Но вот телевидение действительно заинтересовалось вопросами религии. Что же оно показывало? Голубые купола в звездах, золотые ризы, хоругви, хоры, исполняющие великолепные песнопения, духовенство, произносящее елейные фразы, отлитые в риторические формы XIX века — напыщенные и возвышенно пустые. Смотря одну из таких передач, отец Александр прокомментировал: «Конечно, спасибо за это. Кто мог бы подумать, что мы доживем до такого… И все же все это вряд ли имеет отношение к религии. Просто распались тоталитарные скрепы. Колоссально возрос разгул преступности. Государство растерялось. Хочет при помощи Церкви установить какие-то моральные нормы. Обратите внимание — никто, даже иерархи, выступающие по телевизору, никогда не проповедуют Христа, Бога, не говорят о самой сути того, что мы знаем, во что верим. Сладенькие пейзажики с церквами, что продают на Старом Арбате, вот и вся „духовность“. Должен сказать, даже и это может кончиться в любую минуту. Нужно спешить! Нести людям подлинное слово Христа, а не какой-то эрзац для бедных».[246]

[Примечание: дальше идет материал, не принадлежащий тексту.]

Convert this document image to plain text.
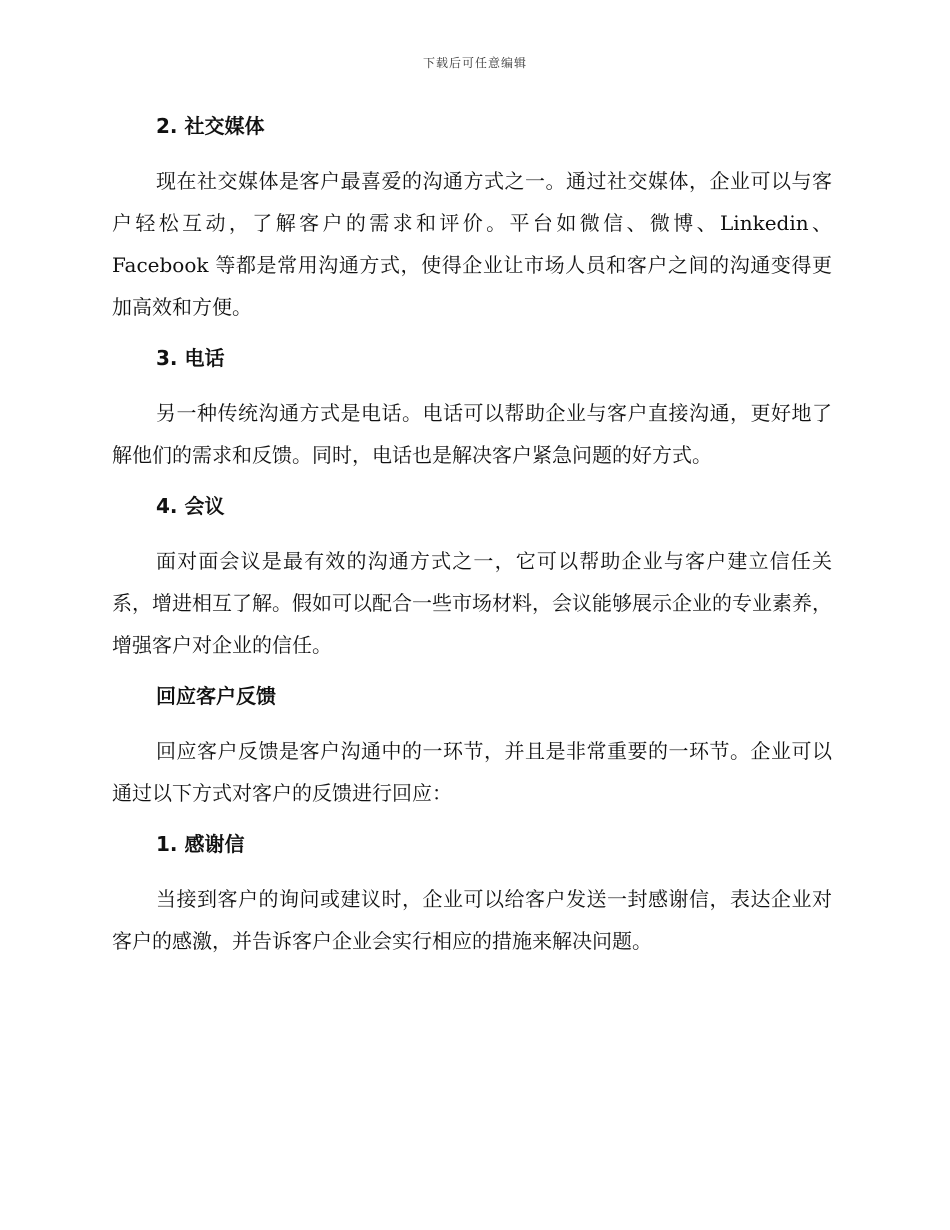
下载后可任意编辑

2. 社交媒体

现在社交媒体是客户最喜爱的沟通方式之一。通过社交媒体，企业可以与客户轻松互动，了解客户的需求和评价。平台如微信、微博、Linkedin、Facebook 等都是常用沟通方式，使得企业让市场人员和客户之间的沟通变得更加高效和方便。

3. 电话

另一种传统沟通方式是电话。电话可以帮助企业与客户直接沟通，更好地了解他们的需求和反馈。同时，电话也是解决客户紧急问题的好方式。

4. 会议

面对面会议是最有效的沟通方式之一，它可以帮助企业与客户建立信任关系，增进相互了解。假如可以配合一些市场材料，会议能够展示企业的专业素养，增强客户对企业的信任。

回应客户反馈

回应客户反馈是客户沟通中的一环节，并且是非常重要的一环节。企业可以通过以下方式对客户的反馈进行回应：

1. 感谢信

当接到客户的询问或建议时，企业可以给客户发送一封感谢信，表达企业对客户的感激，并告诉客户企业会实行相应的措施来解决问题。
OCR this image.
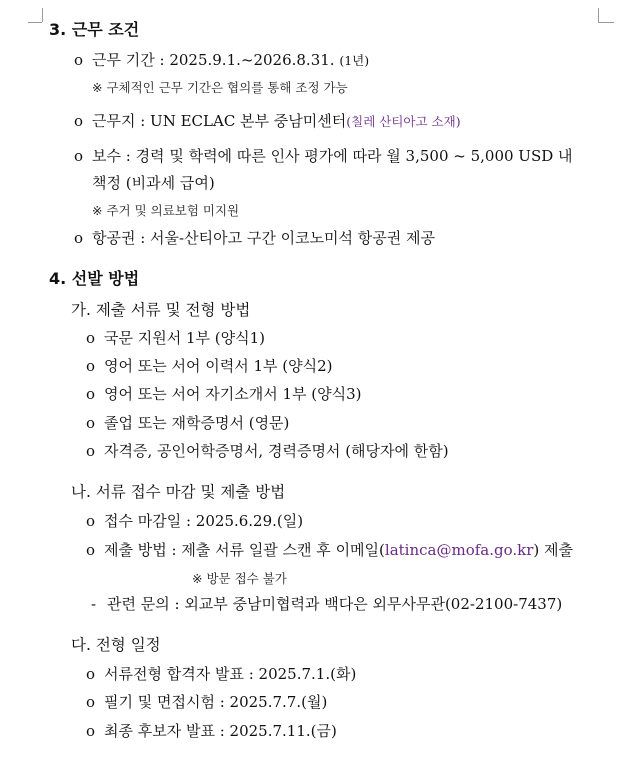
3. 근무 조건
o 근무 기간 : 2025.9.1.~2026.8.31. (1년)
※ 구체적인 근무 기간은 협의를 통해 조정 가능
o 근무지 : UN ECLAC 본부 중남미센터(칠레 산티아고 소재)
o 보수 : 경력 및 학력에 따른 인사 평가에 따라 월 3,500 ~ 5,000 USD 내
책정 (비과세 급여)
※ 주거 및 의료보험 미지원
o 항공권 : 서울-산티아고 구간 이코노미석 항공권 제공
4. 선발 방법
가. 제출 서류 및 전형 방법
o 국문 지원서 1부 (양식1)
o 영어 또는 서어 이력서 1부 (양식2)
o 영어 또는 서어 자기소개서 1부 (양식3)
o 졸업 또는 재학증명서 (영문)
o 자격증, 공인어학증명서, 경력증명서 (해당자에 한함)
나. 서류 접수 마감 및 제출 방법
o 접수 마감일 : 2025.6.29.(일)
o 제출 방법 : 제출 서류 일괄 스캔 후 이메일(latinca@mofa.go.kr) 제출
※ 방문 접수 불가
- 관련 문의 : 외교부 중남미협력과 백다은 외무사무관(02-2100-7437)
다. 전형 일정
o 서류전형 합격자 발표 : 2025.7.1.(화)
o 필기 및 면접시험 : 2025.7.7.(월)
o 최종 후보자 발표 : 2025.7.11.(금)
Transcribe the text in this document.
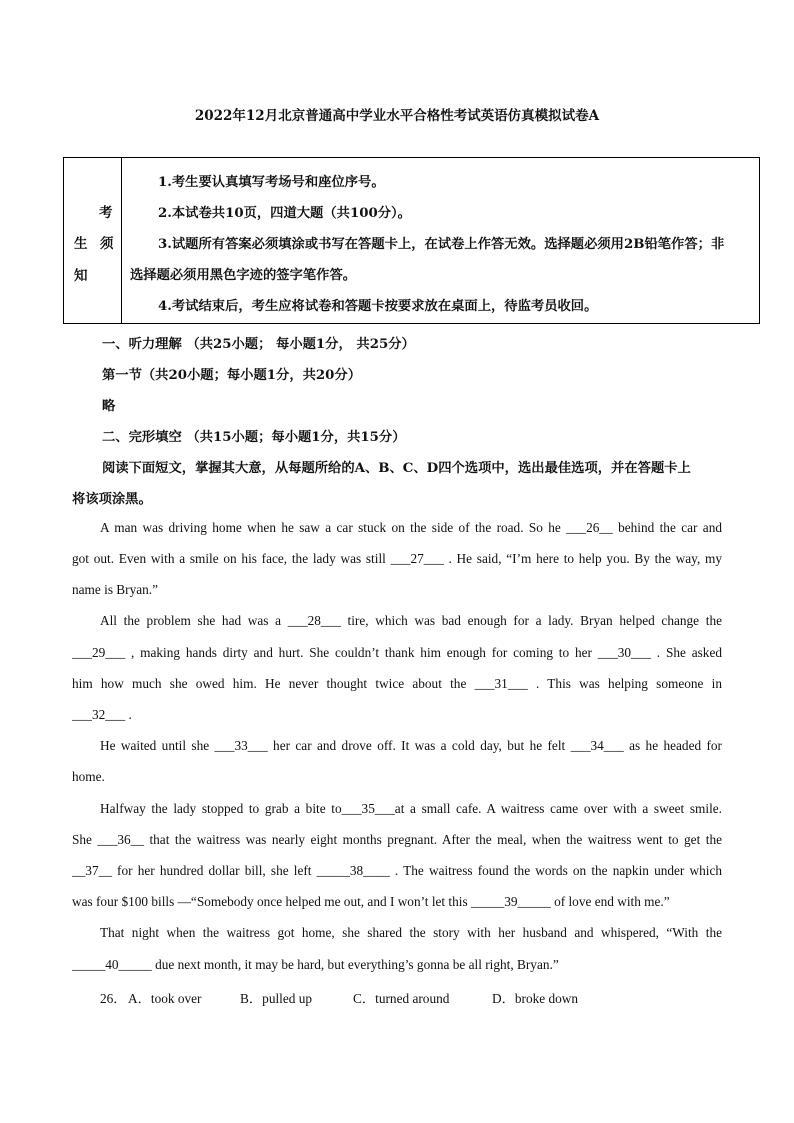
2022年12月北京普通高中学业水平合格性考试英语仿真模拟试卷A
考
生 须
知
1.考生要认真填写考场号和座位序号。
2.本试卷共10页，四道大题（共100分）。
3.试题所有答案必须填涂或书写在答题卡上，在试卷上作答无效。选择题必须用2B铅笔作答；非
选择题必须用黑色字迹的签字笔作答。
4.考试结束后，考生应将试卷和答题卡按要求放在桌面上，待监考员收回。
一、听力理解 （共25小题； 每小题1分， 共25分）
第一节（共20小题；每小题1分，共20分）
略
二、完形填空 （共15小题；每小题1分，共15分）
阅读下面短文，掌握其大意，从每题所给的A、B、C、D四个选项中，选出最佳选项，并在答题卡上
将该项涂黑。
A man was driving home when he saw a car stuck on the side of the road. So he ___26__ behind the car and
got out. Even with a smile on his face, the lady was still ___27___ . He said, “I’m here to help you. By the way, my
name is Bryan.”
All the problem she had was a ___28___ tire, which was bad enough for a lady. Bryan helped change the
___29___ , making hands dirty and hurt. She couldn’t thank him enough for coming to her ___30___ . She asked
him how much she owed him. He never thought twice about the ___31___ . This was helping someone in
___32___ .
He waited until she ___33___ her car and drove off. It was a cold day, but he felt ___34___ as he headed for
home.
Halfway the lady stopped to grab a bite to___35___at a small cafe. A waitress came over with a sweet smile.
She ___36__ that the waitress was nearly eight months pregnant. After the meal, when the waitress went to get the
__37__ for her hundred dollar bill, she left _____38____ . The waitress found the words on the napkin under which
was four $100 bills —“Somebody once helped me out, and I won’t let this _____39_____ of love end with me.”
That night when the waitress got home, she shared the story with her husband and whispered, “With the
_____40_____ due next month, it may be hard, but everything’s gonna be all right, Bryan.”
26． A．took over	B．pulled up	C．turned around	D．broke down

Отца Александра тревожило то, что он видел в среде духовенства: все возраставшая тенденция, носящая характер тоски по прошлому, враждебности ко всему непривычному, антиэкуменические настроения и оппозиция к любой реформе. Это была реакция на деструкцию всех национальных ценностей коммунистическим режимом. Кстати, законная жажда обрести свои корни, утвердить их подлинность принадлежит не только православию, ее разделяют верующие всех религий в бывшем Советском Союзе. Но развитие этих тенденций чревато опасностями, особенно когда происходит соединение крайнего национализма с клерикализмом, когда смешивается православие с национальностью. Идеализируя прошлое, забывали, что Церковь XIX века несет на себе часть ответственности за катастрофу 1917 г. В прошедшие десятилетия Советская власть могла себе позволить радостно представлять Церковь в виде осколков прошлого мира.[247]
Нет. Церковь не музей! В одной из последних проповедей отец Александр говорил, что он счастлив, что государство возвращает церкви верующим, их реставрируют, но добавил, что, если мы не обратим наши сердца, не изменим жизнь, они останутся пустой скорлупой.[248]Тем временем зигзагообразно шла перестройка. Весной 1989 г. был избран новый парламент Советского Союза — Съезд народных депутатов СССР. Хотя коммунистическая партия сохранила свой монопольный статус, но впервые с момента установления Советской власти на одно место могло баллотироваться несколько кандидатов. Первая сессия, открывшаяся в июне, прошла очень бурно. Некоторые депутаты прямо обвиняли во всем коммунистическую систему. В течение пятнадцати дней жизнь, казалось, замерла: население застыло перед экранами телевизоров, заседания транслировались целиком. Однако перед этим в Тбилиси диким образом усмирили мирную демонстрацию над студентами, объявившими голодовку, учинили резню солдатскими саперными лопатками. Что же касается религии, тут власть снова заколебалась. В мае 1989 г. председатель Совета по делам религий Харчев был отстранен от должности, а идеологическая комиссия Центрального Комитета партии отклонила проект закона, имевшего целью либерализацию условий существования религиозных организаций. Закон о свободе совести будет, наконец, принят только в октябре 1990 г., месяц спустя после смерти отца Александра. Возвращение церквей продолжалось, хотя часто местные коммунистические власти всячески тормозили это и верующим приходилось объявлять длительные голодовки.
В октябре православная Церковь праздновала 400-ю годовщину установления Патриаршества на Руси. Впервые с 1918 г. торжественное богослужение проходило в Кремле, в Успенском соборе, после революции превращенном в музей. Патриархия тогда канонизировала патриарха Тихона. Надо сказать, отец Александр испытывал к нему особое глубокое почтение и регулярно поминал его на литургии.
На Пасху архиепископ Парижский кардинал Люстиже был с официальным визитом в СССР по приглашению Московской патриархии. По дороге в Троице-Сергиеву Лавру он настоял, чтобы остановились в Новой Деревне, и сам смог поговорить с глазу на глаз с отцом Александром. «Встретившись с отцом Александром Менем, — вспоминает кардинал, — с первых мгновений я почувствовал, будто знал его всегда как брата, как друга и понял, что отныне он мне станет близким навсегда. А между тем мы разговаривали всего лишь минут десять».